AWS hosts a number of high-profile, heavily trafficked websites and services including AirBnb, Netflix, reddit, and Quora, many of whose pages were not loading during the outage. And although the internet giant moved quickly to fix the problem, the mishap was one of the periodic reminders we get that the internet is not as invincible as its near seamless fusion with our lives suggests.
In a public apology issued by Amazon, the company explained that the fat-finger incident occurred while an employee from Amazon Simple Storage (S3) was working to speed up the S3 billing process. “Using an established playbook executed a command,” as Amazon put it, the worker’s intention was to temporarily offline a small number of servers in the S3 subsystems, but the error took down a lot more.

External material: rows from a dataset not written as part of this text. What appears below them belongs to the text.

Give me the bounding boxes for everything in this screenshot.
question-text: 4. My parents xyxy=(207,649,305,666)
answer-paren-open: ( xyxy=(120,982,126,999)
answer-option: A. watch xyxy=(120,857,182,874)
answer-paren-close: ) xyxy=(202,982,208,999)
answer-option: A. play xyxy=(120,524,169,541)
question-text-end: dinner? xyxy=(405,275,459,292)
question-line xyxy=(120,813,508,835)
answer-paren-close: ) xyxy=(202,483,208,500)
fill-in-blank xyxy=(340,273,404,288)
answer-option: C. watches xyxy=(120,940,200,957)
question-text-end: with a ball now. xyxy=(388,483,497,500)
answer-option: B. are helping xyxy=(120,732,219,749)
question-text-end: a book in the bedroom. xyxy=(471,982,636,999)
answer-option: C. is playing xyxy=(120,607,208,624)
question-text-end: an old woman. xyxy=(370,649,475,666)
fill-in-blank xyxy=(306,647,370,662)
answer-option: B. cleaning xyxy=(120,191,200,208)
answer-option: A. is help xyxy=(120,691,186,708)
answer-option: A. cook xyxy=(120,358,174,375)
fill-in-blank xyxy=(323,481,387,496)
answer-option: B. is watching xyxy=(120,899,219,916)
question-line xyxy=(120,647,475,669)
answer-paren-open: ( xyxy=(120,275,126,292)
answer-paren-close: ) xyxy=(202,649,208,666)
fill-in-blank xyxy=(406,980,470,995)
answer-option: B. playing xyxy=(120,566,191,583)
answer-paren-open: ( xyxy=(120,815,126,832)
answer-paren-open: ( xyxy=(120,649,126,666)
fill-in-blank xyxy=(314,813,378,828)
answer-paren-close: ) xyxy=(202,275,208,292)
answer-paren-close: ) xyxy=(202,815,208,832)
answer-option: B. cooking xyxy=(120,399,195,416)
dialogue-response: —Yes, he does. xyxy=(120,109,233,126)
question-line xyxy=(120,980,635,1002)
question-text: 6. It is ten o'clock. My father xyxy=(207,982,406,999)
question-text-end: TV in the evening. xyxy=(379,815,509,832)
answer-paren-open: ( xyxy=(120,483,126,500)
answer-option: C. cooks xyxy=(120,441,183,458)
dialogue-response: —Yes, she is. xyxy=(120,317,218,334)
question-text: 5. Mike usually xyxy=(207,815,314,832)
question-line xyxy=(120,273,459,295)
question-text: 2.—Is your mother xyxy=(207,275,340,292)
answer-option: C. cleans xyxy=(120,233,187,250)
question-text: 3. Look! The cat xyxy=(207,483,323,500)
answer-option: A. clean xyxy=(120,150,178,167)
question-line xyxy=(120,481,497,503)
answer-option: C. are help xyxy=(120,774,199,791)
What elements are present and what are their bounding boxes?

“In this instance, the tool used allowed too much capacity to be removed too quickly,” Amazon said. “We have modified this tool to remove capacity more slowly and added safeguards to prevent capacity from being removed when it will take any subsystem below its minimum required capacity level.”

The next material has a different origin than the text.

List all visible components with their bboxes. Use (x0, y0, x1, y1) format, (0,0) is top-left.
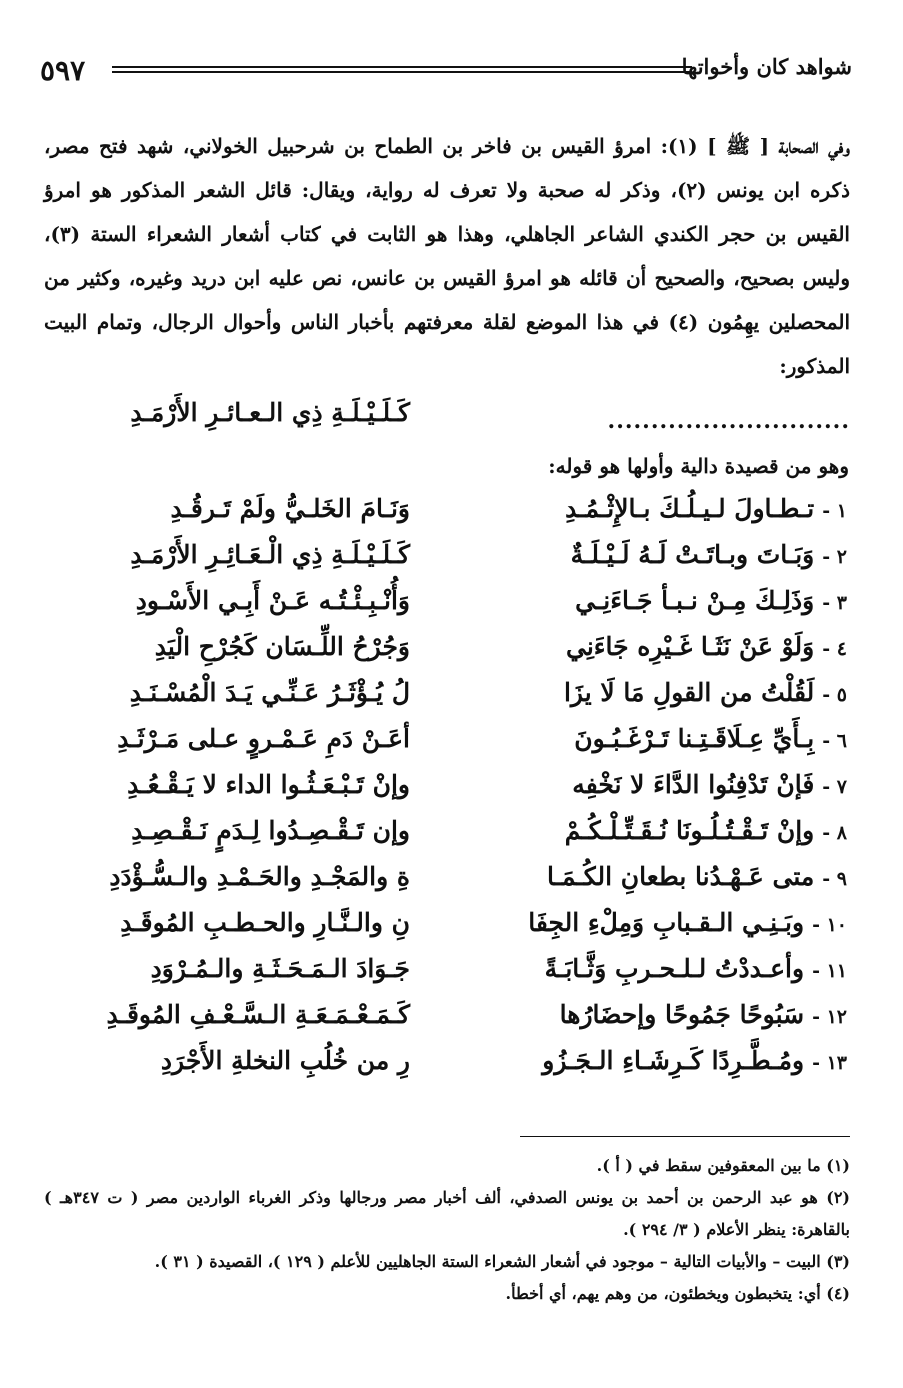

Or, as The Washington Post’s Brian Fung put it: “Translation: Employees will no longer be able to unplug whole parts of the Internet by mistake.”
In Amazon’s case, its rise to the top of the so-called Infrastructure as a Service (IaaS) tree, began in 2006, when it, in all its frugality, started buying up or leasing existing data centers dotted across northern Virginia, “a central region for internet backbone,” according to The Atlantic.
However, the fact that Amazon didn’t build new servers from scratch also means they’re old, potentially making them more susceptible to crashing.
The timing of the crash couldn’t have been worse. It came on the same day that Amazon was holding one of its AWSome Days, where it promotes the advantages of AWS and educates people how to use it. BGR.com’s Mike Whener wrote about the unfortunate timing from Edinburgh, Scotland:
Amazon loves to talk about how great its products and services are – just like any other massive company — so the fact that it holds frequent conferences celebrating and educating people about Amazon Web Services (AWS) isn’t particularly odd. But for one of those events to land on the exact same day that AWS’s storage services bites the dust and takes a huge chunk of the internet down with it? Now that’s some serious bad luck.